Best e-Surveillance Solution Provider: b-next

The benchmark scandal fallout and MAR powers demand for surveillance and monitoring, despite the cost

wolfgang-fabisch-b-next
Wolfgang Fabisch: "Volumes are important – helps to understand if someone is trying to manipulate the market"

Timing, they say, is everything. In business this means having a solution at a time when demand for just that thing skyrockets – electronic surveillance solutions provider b-next is enjoying its time in that sweet spot.

B-next, the winner of the Best e-Surveillance Solution Provider category at this year's FX Week e-FX Awards, has two things working in its favour: firstly, the fallout from the benchmark manipulation scandals kick-started a queue for monitoring solutions; and, secondly, regulations such as the EU Market Abuse Regulation (MAR) and Markets in Financial Instruments Directive II.

While the MAR regime came into effect on July 3, b-next's chief executive, Wolfgang Fabisch, is still receiving calls from organisations that are in no way ready. He recounts how a Tier 2 firm asked for a quick-fix solution just two weeks before the regime came into force.

"I would say that 50% of the market is in a position to say they are MAR ready, where they have all the systems in place," says Fabisch. "Another 50% have started to think about it and started to develop some policies to be MAR-ready in the not too distant future."

Pressure is high on the industry. Starting this July, some of the new rules will make it a crime to not be ready
Wolfgang Fabisch, b-next

But, ensuring systems are in place for compliance with MAR takes a minimum of six months, rather than two weeks, Fabisch says. This is because the relevant interfaces need changing and the client's needs must be understood to deliver the right quality of data, plus all of the surveillance and case-management processes need to be in place.

"Pressure is high on the industry," he says. "Starting this July, some of the new rules will make it a crime to not be ready – not only for traders, but also for those doing the surveillance and even board members. That's why some people are really nervous."

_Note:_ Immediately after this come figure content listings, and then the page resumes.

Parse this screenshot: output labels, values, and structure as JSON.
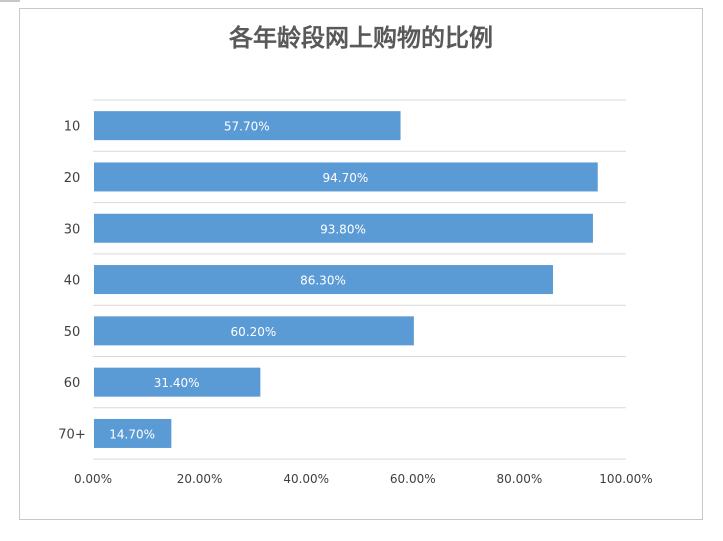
{
  "chart_data": {
    "type": "bar",
    "orientation": "horizontal",
    "title": "各年龄段网上购物的比例",
    "categories": [
      "10",
      "20",
      "30",
      "40",
      "50",
      "60",
      "70+"
    ],
    "values": [
      57.7,
      94.7,
      93.8,
      86.3,
      60.2,
      31.4,
      14.7
    ],
    "data_labels": [
      "57.70%",
      "94.70%",
      "93.80%",
      "86.30%",
      "60.20%",
      "31.40%",
      "14.70%"
    ],
    "x_ticks": [
      "0.00%",
      "20.00%",
      "40.00%",
      "60.00%",
      "80.00%",
      "100.00%"
    ],
    "xlim": [
      0,
      100
    ],
    "grid": true,
    "legend": "none",
    "bar_color": "#5b9bd5"
  }
}
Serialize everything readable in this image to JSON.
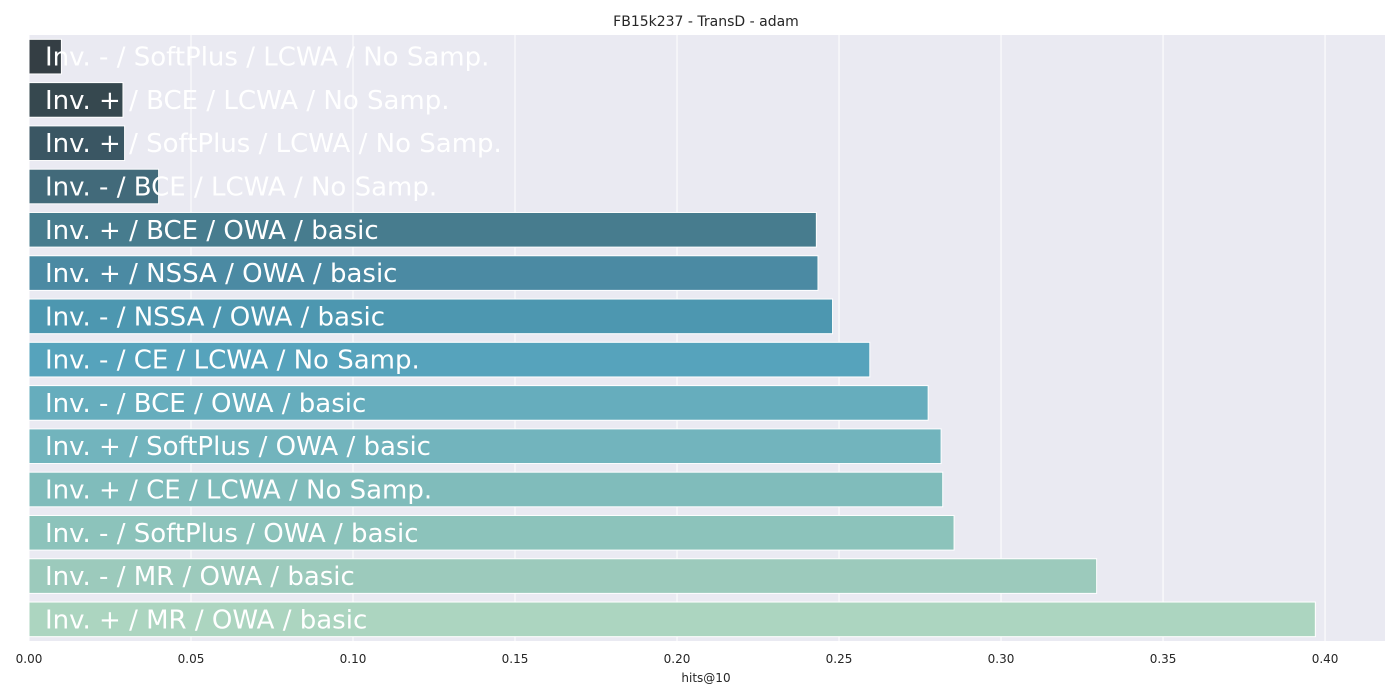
{
  "chart_data": {
    "type": "bar",
    "orientation": "horizontal",
    "title": "FB15k237 - TransD - adam",
    "xlabel": "hits@10",
    "ylabel": "",
    "xlim": [
      0,
      0.4185
    ],
    "xticks": [
      "0.00",
      "0.05",
      "0.10",
      "0.15",
      "0.20",
      "0.25",
      "0.30",
      "0.35",
      "0.40"
    ],
    "grid": true,
    "background": "#eaeaf2",
    "categories": [
      "Inv. - / SoftPlus / LCWA / No Samp.",
      "Inv. + / BCE / LCWA / No Samp.",
      "Inv. + / SoftPlus / LCWA / No Samp.",
      "Inv. - / BCE / LCWA / No Samp.",
      "Inv. + / BCE / OWA / basic",
      "Inv. + / NSSA / OWA / basic",
      "Inv. - / NSSA / OWA / basic",
      "Inv. - / CE / LCWA / No Samp.",
      "Inv. - / BCE / OWA / basic",
      "Inv. + / SoftPlus / OWA / basic",
      "Inv. + / CE / LCWA / No Samp.",
      "Inv. - / SoftPlus / OWA / basic",
      "Inv. - / MR / OWA / basic",
      "Inv. + / MR / OWA / basic"
    ],
    "values": [
      0.01,
      0.029,
      0.0295,
      0.04,
      0.243,
      0.2435,
      0.248,
      0.2595,
      0.2775,
      0.2815,
      0.282,
      0.2855,
      0.3295,
      0.397
    ],
    "colors": [
      "#343e44",
      "#36484f",
      "#3a5663",
      "#426a7a",
      "#477c8e",
      "#4b8aa3",
      "#4d97b0",
      "#56a3bc",
      "#66adbd",
      "#72b4bd",
      "#80bcbb",
      "#8cc3bb",
      "#9ccabc",
      "#acd5c0"
    ]
  }
}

One reason that is tempering companies' willingness to rush out and implement monitoring systems is cost. While running and maintaining a surveillance system is relatively painless, the initial outlay is considerable, at a time when technology budgets are stretched to the limits by the onslaught of regulatory initiatives.

Common standards

To cut overall costs, industry participants have started identifying common standards that would make it cheaper to roll out surveillance solutions.

"All companies in the market face similar problems and since regulation is similar around the globe, I expect common standards will come about in the future," says Fabisch.

In FX, the challenge is the market's fragmented structure. This means systems need to analyse more incoming data than they would in equity markets and they have to do it faster.

"A big challenge is also the availability of market data, because we don't have access to traded volumes," says Fabisch. "Volumes are important because this helps to understand if someone is trying to manipulate the market with small orders that push the market price in one direction, with low risk for its own books. From a market data perspective, it's a challenge."